Sara wiggled in her chair a bit. "Yeah. Cause of death was loss of blood from his injuries. They can't identify who was involved but the prison plans on charging Crane with the act."
Nick looked up sharply at that tidbit of news. "What?"
Catherine shrugged. "They're not sure of the charges, but they want to pin some of the deaths on someone. Nigel assaulted several people..."
"Out of self-defense," Nick added.
Both women looked at him askance, Sara the first to speak up. "They did find the four inmates who attacked you and beat up the prison guard. They're all facing multiple assault and attempted murder charges."
Nick simply nodded. "Franco's been by to visit a couple times while he recovered."
"He was released the other day, right? Broken ribs, arm, concussion and lacerated spleen," Catherine reported, recalling the man's injuries.
Nick kept to a quiet, "Yeah." The CSI didn't mention the guard's offer to meet him at the prison after both their rehabilitations for some sort of appointment with one of the doctors. The guard understood his hesitancy at having anything to do with any other staff member at the place. The man's phone number and card was now somewhere with the rest of Nick's belongings.
"Hey."
Sara's voice brought him out of his reverie. "Just two more days and you're out of this place."
Nick sighed. "Yeah, then another two to three weeks at home."
"At least you're going home, Nicky," Catherine added, not wanting the younger man to forget the severity of his injury.
Nick nodded and gave a faint smile. "I've just got cabin fever and I'm not even out of here yet."
Deep down inside he also knew that it was the extreme fluctuations in his emotions that led him to this hospital room. Feelings and tempers and a loss of control over these had been increasing and becoming more unpredictable. Warrick had dropped off his laptop the other day, and he'd spent some of his time, when he was able to focus in between doses of drugs, in researching his erratic mood problems. It was ironic, after digging into so many histories of people that he had judged, to be spotting things in himself that he had long denied.
His ruminations were disrupted when Betty, his nurse, came bounding in, full of apologies. "I'm so sorry, Nick. Mr. Johnson down the hall coded and then Mrs. Hitchcock started to react to her change in medication and..."
Nick held up his hand. "It's all right. I've been entertaining my friends."
The young nurse felt the collective glare from the two criminalists.
"Um, so I have a new hospital gown for you. And I can help you get into it."
Catherine arched an eyebrow and gave Nick a smirk. He quickly backpedaled, feeling that familiar hue rising to his cheeks. "I think I can manage."
"You're still not supposed to stand up, Nick. I can help you get mobile enough to tie a new one on," the nurse began to protest.
"Well, 'Nick'," Catherine teased, emphasizing the use of his first name as casually as the perky caregiver had. "We'll leave you alone, unless you would like one of us to help instead?"

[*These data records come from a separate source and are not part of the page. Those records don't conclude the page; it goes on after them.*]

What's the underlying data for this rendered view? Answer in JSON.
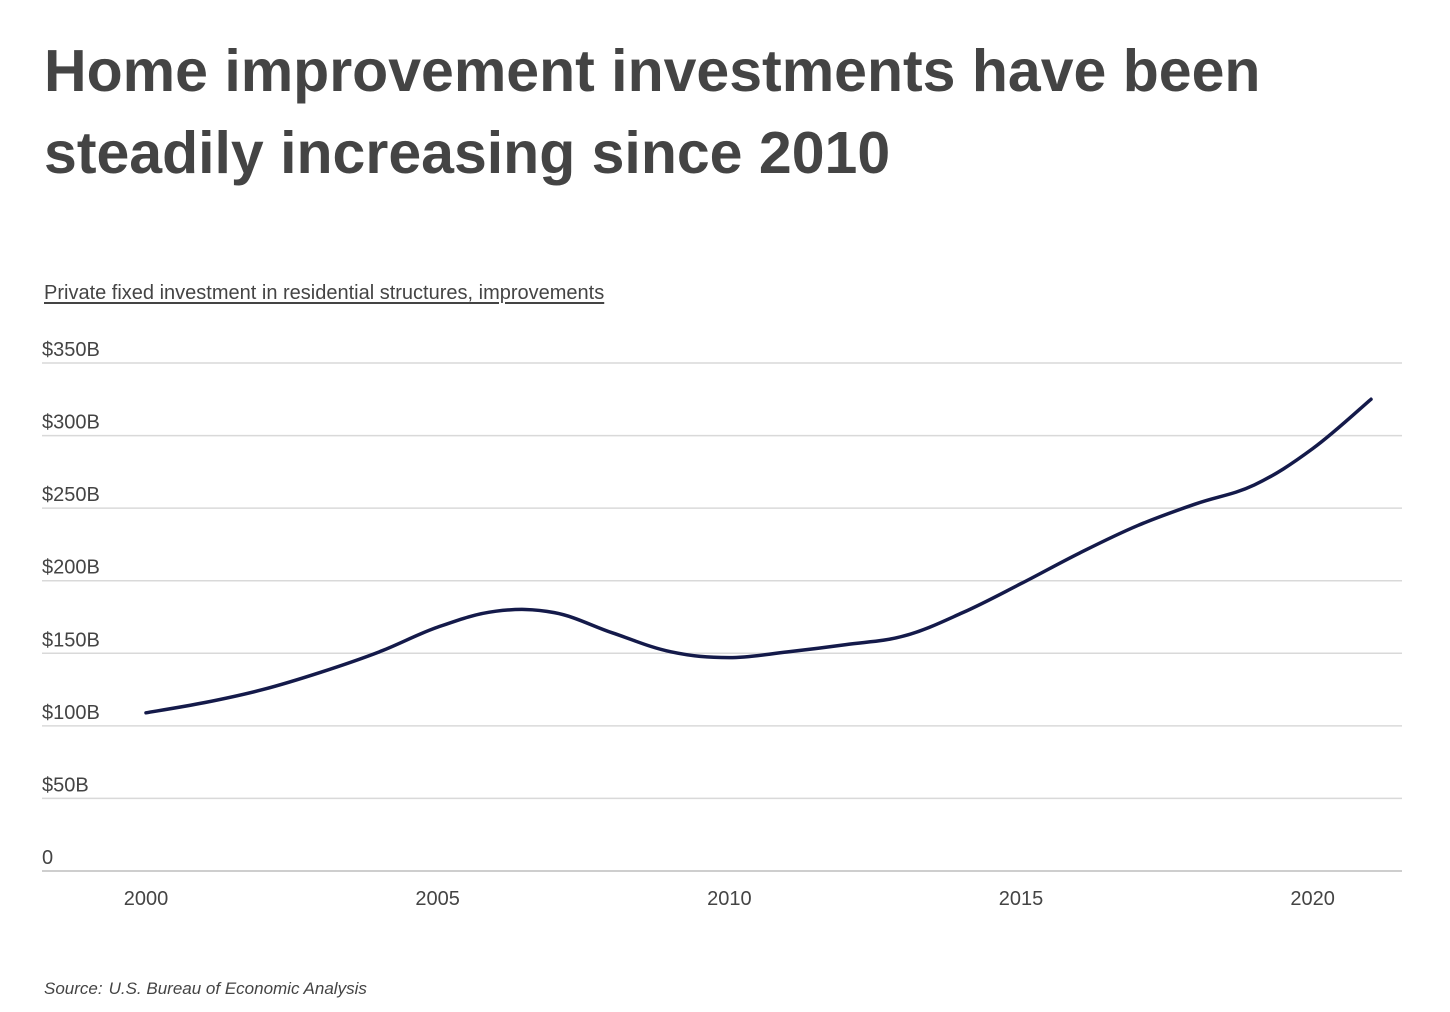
{
  "title": "Home improvement investments have been steadily increasing since 2010",
  "subtitle": "Private fixed investment in residential structures, improvements",
  "source": {
    "label": "Source:",
    "text": "U.S. Bureau of Economic Analysis"
  },
  "colors": {
    "line": "#141a4a",
    "grid": "#d9d9d9",
    "text": "#444444"
  },
  "chart_data": {
    "type": "line",
    "title": "Private fixed investment in residential structures, improvements",
    "xlabel": "",
    "ylabel": "",
    "x": [
      2000,
      2001,
      2002,
      2003,
      2004,
      2005,
      2006,
      2007,
      2008,
      2009,
      2010,
      2011,
      2012,
      2013,
      2014,
      2015,
      2016,
      2017,
      2018,
      2019,
      2020,
      2021
    ],
    "series": [
      {
        "values": [
          109,
          116,
          125,
          137,
          151,
          168,
          179,
          178,
          164,
          151,
          147,
          151,
          156,
          162,
          178,
          198,
          219,
          238,
          253,
          266,
          291,
          325
        ]
      }
    ],
    "xlim": [
      1998.3,
      2021.6
    ],
    "ylim": [
      0,
      350
    ],
    "x_ticks": [
      2000,
      2005,
      2010,
      2015,
      2020
    ],
    "x_tick_labels": [
      "2000",
      "2005",
      "2010",
      "2015",
      "2020"
    ],
    "y_ticks": [
      0,
      50,
      100,
      150,
      200,
      250,
      300,
      350
    ],
    "y_tick_labels": [
      "0",
      "$50B",
      "$100B",
      "$150B",
      "$200B",
      "$250B",
      "$300B",
      "$350B"
    ],
    "grid": "horizontal",
    "legend": "none"
  }
}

He gave her a dirty look. "That's fine."
The women began to leave to give the Texan some privacy when Sara stopped in her tracks right before she left his room. "Oh, by the way, Grissom wanted me to tell you that Joseph Brighten has recovered from the Levodopa that had affected his system."

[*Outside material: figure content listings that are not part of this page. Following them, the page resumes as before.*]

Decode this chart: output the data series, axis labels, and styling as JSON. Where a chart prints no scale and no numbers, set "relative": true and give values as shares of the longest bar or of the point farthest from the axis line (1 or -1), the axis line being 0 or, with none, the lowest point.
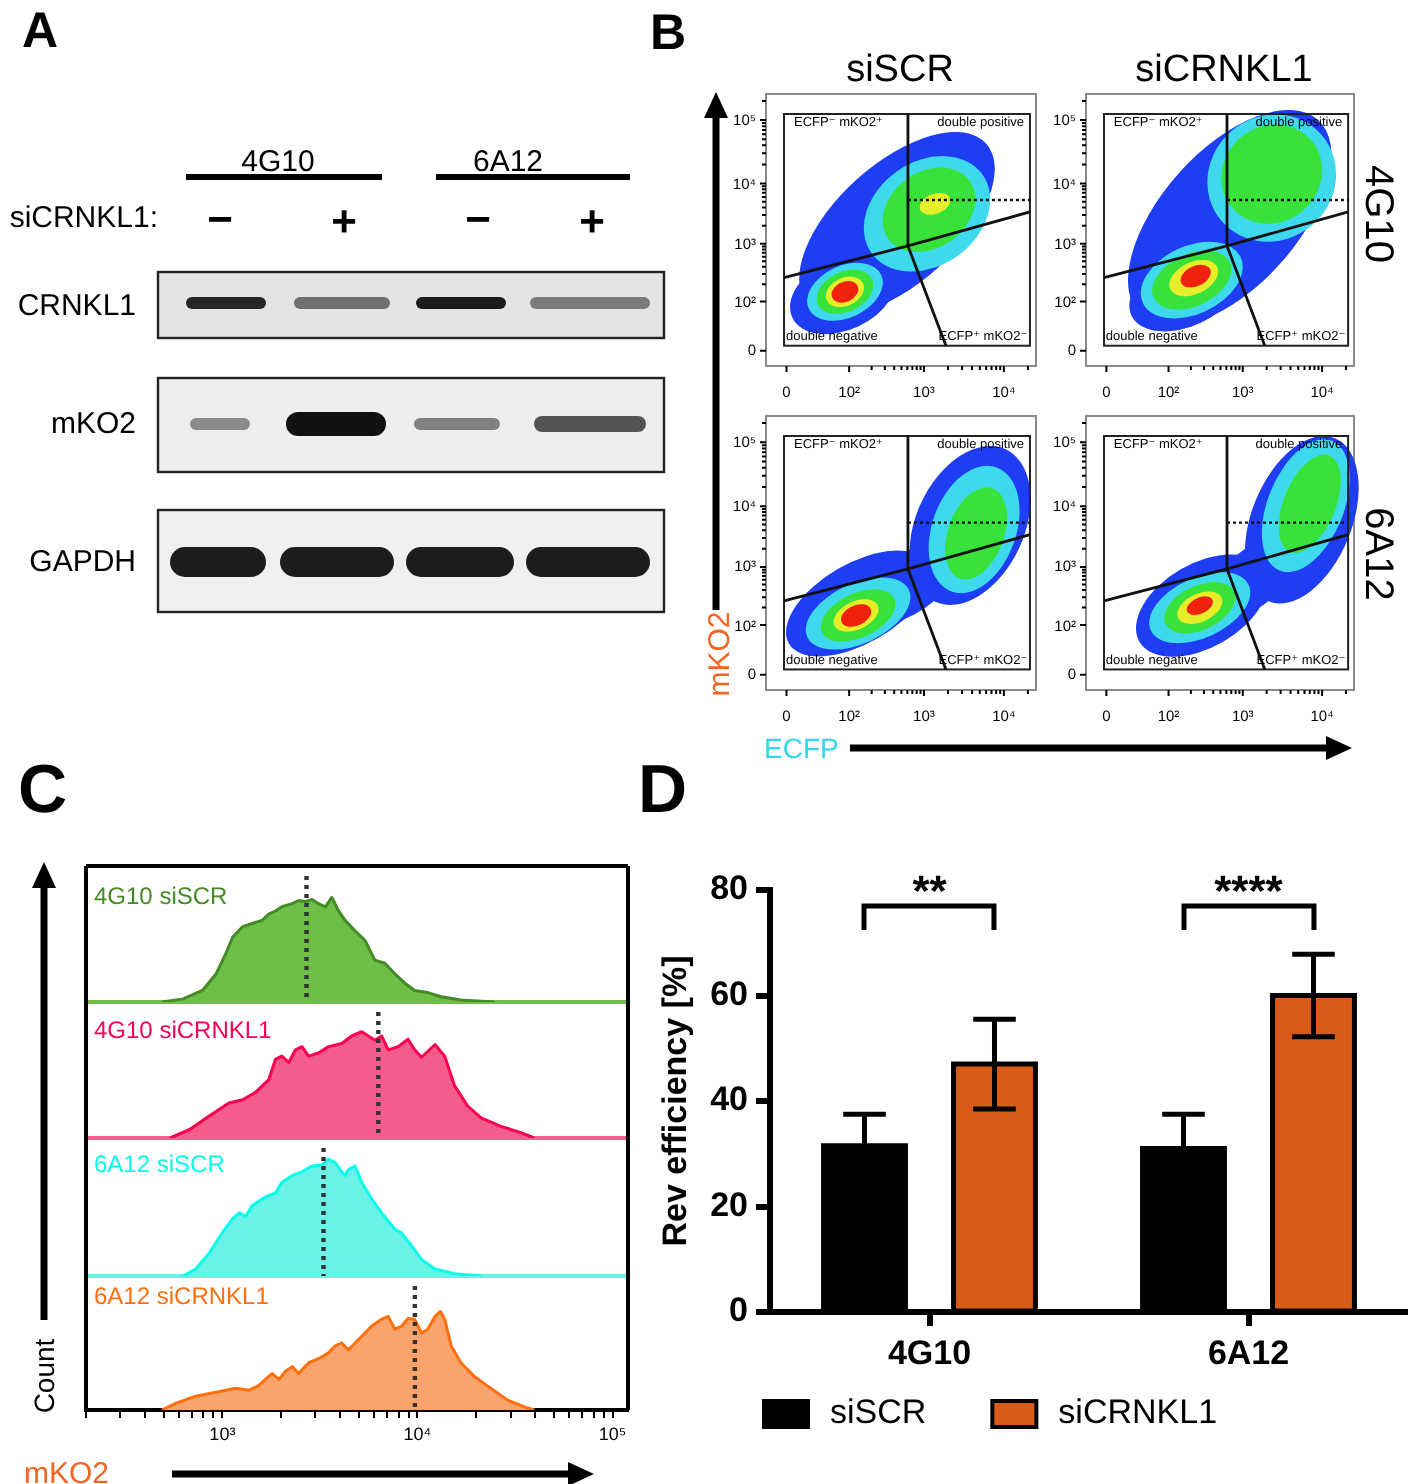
{
  "chart_data": [
    {
      "type": "other",
      "title": "A",
      "annotations": [
        "4G10",
        "6A12",
        "siCRNKL1:",
        "−",
        "+",
        "−",
        "+",
        "CRNKL1",
        "mKO2",
        "GAPDH"
      ]
    },
    {
      "type": "other",
      "title": "siSCR",
      "annotations": [
        "B",
        "10⁵",
        "10⁴",
        "10³",
        "10²",
        "0",
        "0",
        "10²",
        "10³",
        "10⁴",
        "ECFP⁻ mKO2⁺",
        "double positive",
        "double negative",
        "ECFP⁺ mKO2⁻"
      ]
    },
    {
      "type": "other",
      "title": "siCRNKL1",
      "y2label": "4G10",
      "annotations": [
        "10⁵",
        "10⁴",
        "10³",
        "10²",
        "0",
        "0",
        "10²",
        "10³",
        "10⁴",
        "ECFP⁻ mKO2⁺",
        "double positive",
        "double negative",
        "ECFP⁺ mKO2⁻"
      ]
    },
    {
      "type": "other",
      "xlabel": "ECFP",
      "ylabel": "mKO2",
      "annotations": [
        "10⁵",
        "10⁴",
        "10³",
        "10²",
        "0",
        "0",
        "10²",
        "10³",
        "10⁴",
        "ECFP⁻ mKO2⁺",
        "double positive",
        "double negative",
        "ECFP⁺ mKO2⁻"
      ]
    },
    {
      "type": "other",
      "y2label": "6A12",
      "annotations": [
        "10⁵",
        "10⁴",
        "10³",
        "10²",
        "0",
        "0",
        "10²",
        "10³",
        "10⁴",
        "ECFP⁻ mKO2⁺",
        "double positive",
        "double negative",
        "ECFP⁺ mKO2⁻"
      ]
    },
    {
      "type": "area",
      "title": "C",
      "relative": true,
      "tick_labels": false,
      "log": "x",
      "xlim": [
        200,
        120000
      ],
      "x": [
        490,
        630,
        790,
        930,
        1040,
        1130,
        1270,
        1420,
        1600,
        1730,
        1870,
        2020,
        2280,
        2460,
        2660,
        2880,
        3110,
        3370,
        3640,
        3940,
        4260,
        4790,
        5380,
        6050,
        6810,
        7660,
        8610,
        9680,
        11300,
        13200,
        16700,
        24800
      ],
      "series": [
        {
          "name": "4G10 siSCR",
          "color": "#6dbf47",
          "values": [
            0,
            0.03,
            0.11,
            0.27,
            0.46,
            0.62,
            0.72,
            0.75,
            0.78,
            0.84,
            0.87,
            0.91,
            0.94,
            0.97,
            0.96,
            0.98,
            0.94,
            0.91,
            1,
            0.87,
            0.78,
            0.68,
            0.59,
            0.4,
            0.37,
            0.27,
            0.18,
            0.11,
            0.09,
            0.05,
            0.02,
            0
          ]
        }
      ],
      "ref_lines": [
        {
          "axis": "x",
          "value": 2700,
          "color": "#333333",
          "line_style": "dotted"
        }
      ]
    },
    {
      "type": "area",
      "relative": true,
      "tick_labels": false,
      "log": "x",
      "xlim": [
        200,
        120000
      ],
      "x": [
        540,
        680,
        860,
        1080,
        1270,
        1480,
        1730,
        1870,
        2020,
        2190,
        2370,
        2560,
        2770,
        3110,
        3500,
        4090,
        4600,
        5180,
        5600,
        6050,
        6550,
        7080,
        7960,
        8950,
        9680,
        10500,
        12300,
        13800,
        15500,
        18100,
        21200,
        26800,
        33900,
        39700
      ],
      "series": [
        {
          "name": "4G10 siCRNKL1",
          "color": "#f45c8d",
          "values": [
            0,
            0.08,
            0.21,
            0.33,
            0.36,
            0.43,
            0.55,
            0.74,
            0.77,
            0.71,
            0.83,
            0.86,
            0.77,
            0.8,
            0.86,
            0.89,
            0.96,
            1,
            0.96,
            0.92,
            0.96,
            0.83,
            0.86,
            0.93,
            0.83,
            0.76,
            0.88,
            0.77,
            0.49,
            0.3,
            0.19,
            0.11,
            0.05,
            0
          ]
        }
      ],
      "ref_lines": [
        {
          "axis": "x",
          "value": 6300,
          "color": "#333333",
          "line_style": "dotted"
        }
      ]
    },
    {
      "type": "area",
      "relative": true,
      "tick_labels": false,
      "log": "x",
      "xlim": [
        200,
        120000
      ],
      "x": [
        630,
        730,
        860,
        1000,
        1130,
        1220,
        1320,
        1420,
        1600,
        1730,
        1870,
        2020,
        2280,
        2560,
        2880,
        3240,
        3500,
        3780,
        4090,
        4260,
        4430,
        4790,
        5180,
        5820,
        6550,
        7660,
        8280,
        9310,
        10500,
        12300,
        15500,
        21200
      ],
      "series": [
        {
          "name": "6A12 siSCR",
          "color": "#6af2e6",
          "values": [
            0,
            0.06,
            0.2,
            0.37,
            0.49,
            0.54,
            0.51,
            0.6,
            0.66,
            0.69,
            0.71,
            0.8,
            0.86,
            0.89,
            0.94,
            0.95,
            1,
            0.97,
            0.89,
            0.86,
            0.91,
            0.94,
            0.8,
            0.66,
            0.54,
            0.4,
            0.37,
            0.26,
            0.14,
            0.06,
            0.02,
            0
          ]
        }
      ],
      "ref_lines": [
        {
          "axis": "x",
          "value": 3300,
          "color": "#333333",
          "line_style": "dotted"
        }
      ]
    },
    {
      "type": "area",
      "relative": true,
      "xlabel": "mKO2",
      "ylabel": "Count",
      "log": "x",
      "xlim": [
        200,
        120000
      ],
      "xticks": [
        {
          "value": 200,
          "label": null
        },
        {
          "value": 300,
          "label": null
        },
        {
          "value": 400,
          "label": null
        },
        {
          "value": 500,
          "label": null
        },
        {
          "value": 600,
          "label": null
        },
        {
          "value": 700,
          "label": null
        },
        {
          "value": 800,
          "label": null
        },
        {
          "value": 900,
          "label": null
        },
        {
          "value": 1000,
          "label": "10³"
        },
        {
          "value": 2000,
          "label": null
        },
        {
          "value": 3000,
          "label": null
        },
        {
          "value": 4000,
          "label": null
        },
        {
          "value": 5000,
          "label": null
        },
        {
          "value": 6000,
          "label": null
        },
        {
          "value": 7000,
          "label": null
        },
        {
          "value": 8000,
          "label": null
        },
        {
          "value": 9000,
          "label": null
        },
        {
          "value": 10000,
          "label": "10⁴"
        },
        {
          "value": 20000,
          "label": null
        },
        {
          "value": 30000,
          "label": null
        },
        {
          "value": 40000,
          "label": null
        },
        {
          "value": 50000,
          "label": null
        },
        {
          "value": 60000,
          "label": null
        },
        {
          "value": 70000,
          "label": null
        },
        {
          "value": 80000,
          "label": null
        },
        {
          "value": 90000,
          "label": null
        },
        {
          "value": 100000,
          "label": "10⁵"
        }
      ],
      "x": [
        490,
        580,
        730,
        930,
        1170,
        1370,
        1540,
        1660,
        1800,
        1950,
        2100,
        2280,
        2460,
        2770,
        3110,
        3500,
        3780,
        4090,
        4430,
        4790,
        5380,
        5820,
        6550,
        7080,
        7660,
        8280,
        8950,
        9680,
        10500,
        11300,
        12300,
        13100,
        13800,
        14900,
        16700,
        19600,
        23000,
        29000,
        36700,
        39700
      ],
      "series": [
        {
          "name": "6A12 siCRNKL1",
          "color": "#f8a46c",
          "values": [
            0,
            0.07,
            0.14,
            0.18,
            0.22,
            0.2,
            0.25,
            0.31,
            0.37,
            0.31,
            0.39,
            0.44,
            0.37,
            0.48,
            0.52,
            0.58,
            0.65,
            0.68,
            0.61,
            0.68,
            0.78,
            0.85,
            0.92,
            0.95,
            0.82,
            0.85,
            0.93,
            0.92,
            0.78,
            0.82,
            0.95,
            1,
            0.92,
            0.65,
            0.48,
            0.34,
            0.24,
            0.1,
            0.02,
            0
          ]
        }
      ],
      "ref_lines": [
        {
          "axis": "x",
          "value": 9700,
          "color": "#333333",
          "line_style": "dotted"
        }
      ]
    },
    {
      "type": "bar",
      "title": "D",
      "ylabel": "Rev efficiency [%]",
      "categories": [
        "4G10",
        "6A12"
      ],
      "series": [
        {
          "name": "siSCR",
          "color": "#000000",
          "values": [
            31.5,
            31
          ],
          "errors": [
            6,
            6.5
          ]
        },
        {
          "name": "siCRNKL1",
          "color": "#d95b17",
          "values": [
            47,
            60
          ],
          "errors": [
            8.5,
            7.8
          ]
        }
      ],
      "ylim": [
        0,
        80
      ],
      "yticks": [
        0,
        20,
        40,
        60,
        80
      ],
      "legend": "bottom",
      "annotations": [
        "**",
        "****"
      ]
    }
  ]
}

Nick stared at her, stopping the nurse from pulling at the curtains to
cut off the show. "Wait... Sara?"
She turned to look at him.
"Did Grissom say that he's back to normal now? That he's talking?"

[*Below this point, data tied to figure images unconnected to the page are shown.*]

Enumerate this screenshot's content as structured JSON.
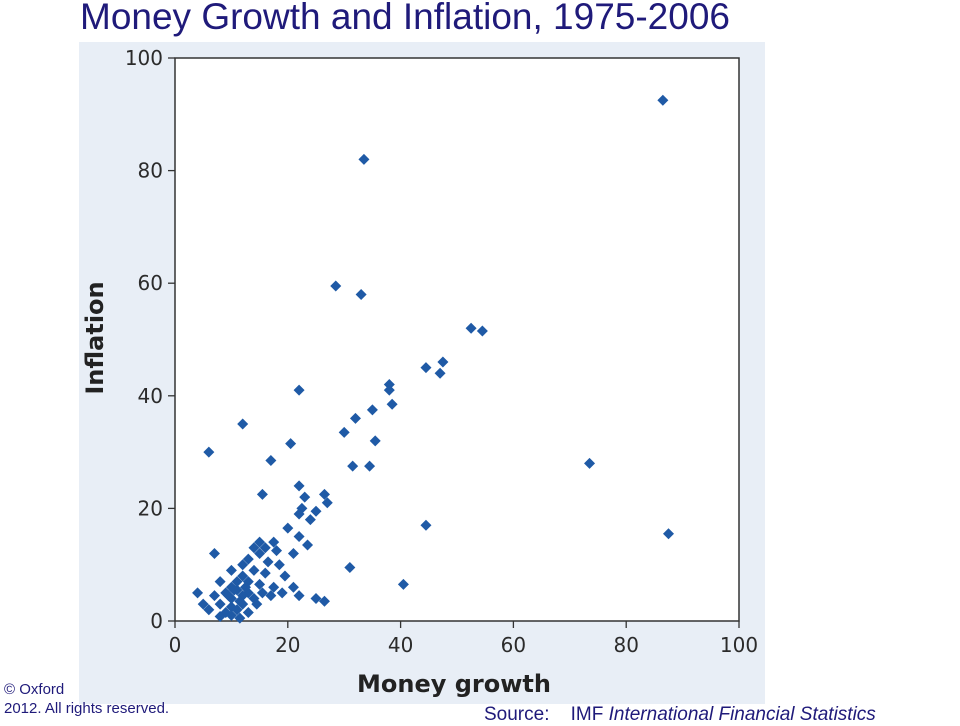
{
  "slide": {
    "title": "Money Growth and Inflation, 1975-2006",
    "copyright_symbol": "©",
    "copyright_line1": "Oxford",
    "copyright_line2": "2012. All rights reserved.",
    "source_prefix": "Source:",
    "source_org": "IMF",
    "source_title": "International Financial Statistics"
  },
  "colors": {
    "marker": "#1f5aa6",
    "panel_background": "#e8eef6",
    "title_text": "#1f1a7a"
  },
  "chart_data": {
    "type": "scatter",
    "title": "",
    "xlabel": "Money growth",
    "ylabel": "Inflation",
    "xlim": [
      0,
      100
    ],
    "ylim": [
      0,
      100
    ],
    "xticks": [
      0,
      20,
      40,
      60,
      80,
      100
    ],
    "yticks": [
      0,
      20,
      40,
      60,
      80,
      100
    ],
    "grid": false,
    "marker": "diamond",
    "points": [
      [
        86.5,
        92.5
      ],
      [
        33.5,
        82
      ],
      [
        28.5,
        59.5
      ],
      [
        33,
        58
      ],
      [
        52.5,
        52
      ],
      [
        54.5,
        51.5
      ],
      [
        47.5,
        46
      ],
      [
        44.5,
        45
      ],
      [
        47,
        44
      ],
      [
        38,
        42
      ],
      [
        38,
        41
      ],
      [
        22,
        41
      ],
      [
        38.5,
        38.5
      ],
      [
        35,
        37.5
      ],
      [
        32,
        36
      ],
      [
        12,
        35
      ],
      [
        30,
        33.5
      ],
      [
        35.5,
        32
      ],
      [
        20.5,
        31.5
      ],
      [
        6,
        30
      ],
      [
        17,
        28.5
      ],
      [
        73.5,
        28
      ],
      [
        31.5,
        27.5
      ],
      [
        34.5,
        27.5
      ],
      [
        22,
        24
      ],
      [
        26.5,
        22.5
      ],
      [
        15.5,
        22.5
      ],
      [
        23,
        22
      ],
      [
        27,
        21
      ],
      [
        22.5,
        20
      ],
      [
        25,
        19.5
      ],
      [
        22,
        19
      ],
      [
        24,
        18
      ],
      [
        44.5,
        17
      ],
      [
        20,
        16.5
      ],
      [
        87.5,
        15.5
      ],
      [
        22,
        15
      ],
      [
        15,
        14
      ],
      [
        17.5,
        14
      ],
      [
        23.5,
        13.5
      ],
      [
        14,
        13
      ],
      [
        16,
        13
      ],
      [
        18,
        12.5
      ],
      [
        7,
        12
      ],
      [
        21,
        12
      ],
      [
        15,
        12
      ],
      [
        13,
        11
      ],
      [
        16.5,
        10.5
      ],
      [
        18.5,
        10
      ],
      [
        31,
        9.5
      ],
      [
        12,
        10
      ],
      [
        10,
        9
      ],
      [
        14,
        9
      ],
      [
        16,
        8.5
      ],
      [
        12,
        8
      ],
      [
        19.5,
        8
      ],
      [
        8,
        7
      ],
      [
        11,
        7
      ],
      [
        13,
        7
      ],
      [
        15,
        6.5
      ],
      [
        10,
        6
      ],
      [
        17.5,
        6
      ],
      [
        21,
        6
      ],
      [
        40.5,
        6.5
      ],
      [
        9,
        5
      ],
      [
        11,
        5.5
      ],
      [
        13,
        5
      ],
      [
        15.5,
        5
      ],
      [
        4,
        5
      ],
      [
        7,
        4.5
      ],
      [
        10,
        4
      ],
      [
        12,
        4.5
      ],
      [
        14,
        4
      ],
      [
        17,
        4.5
      ],
      [
        19,
        5
      ],
      [
        22,
        4.5
      ],
      [
        25,
        4
      ],
      [
        26.5,
        3.5
      ],
      [
        5,
        3
      ],
      [
        8,
        3
      ],
      [
        10,
        2.5
      ],
      [
        12,
        3
      ],
      [
        14.5,
        3
      ],
      [
        6,
        2
      ],
      [
        9,
        1.5
      ],
      [
        11,
        2
      ],
      [
        13,
        1.5
      ],
      [
        8,
        0.8
      ],
      [
        10,
        1
      ],
      [
        11.5,
        0.5
      ],
      [
        12.5,
        6
      ],
      [
        10.5,
        5.5
      ],
      [
        9.5,
        4.5
      ],
      [
        11.5,
        3.5
      ]
    ]
  }
}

Sara seemed to study his face and gave him a warm smile. "I think that's what he was referring to. Yes."
Nick nodded. "Tell Grissom I got his message," he replied knowing exactly what his supervisor would construe from his reply.
Sara's face reflected that she knew that there was some sort of silent communication going on, but took it in stride.
Nick knew if they had to revert to hidden messaging then it was at least a step forward from the complete lack of any meaningful exchanges over the past few months. Nick turned to face the nurse and began to blush again.